The journal provides many valuable political observations that show the author's discomfort with the growing influence of the Allied German military personnel, who do not conceal their disdain for Ottoman officers. He chafes at a road at the Çamalan station being named "Emperor Wilhelm Street" and notes with dismay the French and British influence in Aleppo. Yet Ali also extensively discusses the people of the region, their culture, the geography and local architecture. In Damascus, reached during Eid al-Adha, he describes the Umayyad Mosque and its surroundings. He writes that the people of Damascus are intelligent and cunning but use their talents for "fraud and the devil". Men are said to be very religious, the women sociable, but in their faces he finds written the idea of independence. The journal praises the administrative capabilities of the governor Cemal Pasha, a leader the Young Turks, and mentions the presence of the Mevlevi Regiment.

Owing to war conditions, the journey was exhausting (Ali complains of disruptions at the stations and frequent breakdowns of the trains), and the final six-day leg from from Damascus to Medina must have been particularly taxing. Ali notes the many uninhabited stations in Arabia and how the climate affects his health. As the train was fired with wood rather than coal, it could not travel at full speed; the burning winds and maddening flies of the desert further vexed the passengers. Future travellers are advised: "You should know enough Arabic to express yourself. Also, cigarettes are very bad here. Bring your own or quit smoking".

Medina is described as a "very pretty city", but "the general architecture is not in the usual Arabic style. It was built by Arab architects, but in general everyone has attractive buildings and shops made from mudbrick, stone, and palm branches, according to the requirements of the climate." Al-Masjid an-Nabawi was visited, and the Quba Mosque, its various sites and their importance for Islam are described in detail. Further, the book provides details on the water supplies of Medina: "Despite the severity of the heat, God has given this city so much water that wherever you dig, you will find excellent fresh water at a depth of a few metres. Therefore, there are many wells. There are also special jugs that are from the soil of this place, called Sherbe. After an hour any water put in these jugs becomes so cold that you cannot drink it at once. Nowhere else in the world will a jug made of such hot earth cool the water so much." Additional information is provided about the dates of Medina and about the volcanic basalt of the region, known as Harra.
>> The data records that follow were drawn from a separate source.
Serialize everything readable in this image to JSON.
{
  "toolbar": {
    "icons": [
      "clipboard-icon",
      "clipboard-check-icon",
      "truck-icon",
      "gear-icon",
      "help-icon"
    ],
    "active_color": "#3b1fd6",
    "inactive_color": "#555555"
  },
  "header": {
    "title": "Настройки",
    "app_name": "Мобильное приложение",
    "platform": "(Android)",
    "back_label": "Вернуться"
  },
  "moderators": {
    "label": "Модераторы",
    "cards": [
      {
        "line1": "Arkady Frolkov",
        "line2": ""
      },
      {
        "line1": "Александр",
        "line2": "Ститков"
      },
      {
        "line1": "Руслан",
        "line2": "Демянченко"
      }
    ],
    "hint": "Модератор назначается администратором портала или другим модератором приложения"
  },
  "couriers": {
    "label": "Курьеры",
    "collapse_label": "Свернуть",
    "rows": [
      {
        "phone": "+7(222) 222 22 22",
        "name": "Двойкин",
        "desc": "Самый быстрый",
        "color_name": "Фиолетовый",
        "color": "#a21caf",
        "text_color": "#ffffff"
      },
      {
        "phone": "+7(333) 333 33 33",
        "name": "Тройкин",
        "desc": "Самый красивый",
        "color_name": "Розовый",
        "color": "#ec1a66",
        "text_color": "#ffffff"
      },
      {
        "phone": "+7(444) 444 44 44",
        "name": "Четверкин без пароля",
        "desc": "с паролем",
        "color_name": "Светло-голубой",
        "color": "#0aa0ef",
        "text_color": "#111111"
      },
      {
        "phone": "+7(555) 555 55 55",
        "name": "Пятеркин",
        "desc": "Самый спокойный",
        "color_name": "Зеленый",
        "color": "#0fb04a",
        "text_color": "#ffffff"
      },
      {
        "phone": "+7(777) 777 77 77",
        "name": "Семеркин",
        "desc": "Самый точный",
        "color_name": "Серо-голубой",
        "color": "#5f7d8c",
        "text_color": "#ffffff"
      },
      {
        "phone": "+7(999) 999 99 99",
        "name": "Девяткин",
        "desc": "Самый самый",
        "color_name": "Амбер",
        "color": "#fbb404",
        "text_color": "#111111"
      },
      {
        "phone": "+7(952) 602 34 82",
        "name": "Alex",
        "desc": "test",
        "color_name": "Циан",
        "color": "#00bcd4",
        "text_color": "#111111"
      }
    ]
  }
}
Mecca was not visited since the holy city had been captured by Arab forces in July, while Hussein would not succeed in wresting Medina from the Ottomans until 1919.

The notebook reveals Ali Riza as not only an observant officer, but also as a literary man who is fluent in descriptive travel writing as well as in poetry, and capable of quoting from the famous Turkish poet Namik Kemal. Assumedly he leaned toward the Young Turks, and his thoughts reflect the typical Ottoman officer of his time. His unpublished journal contains many unique observations made on a military mission to the heart of the Hejaz at a critical moment in Ottoman history.

References

Cf. Murat Özyüksel, The Hejaz Railway and the Ottoman Empire: Modernity, Industrialisation, and Ottoman Decline (transl. by Sezin Tekin, London, 2014).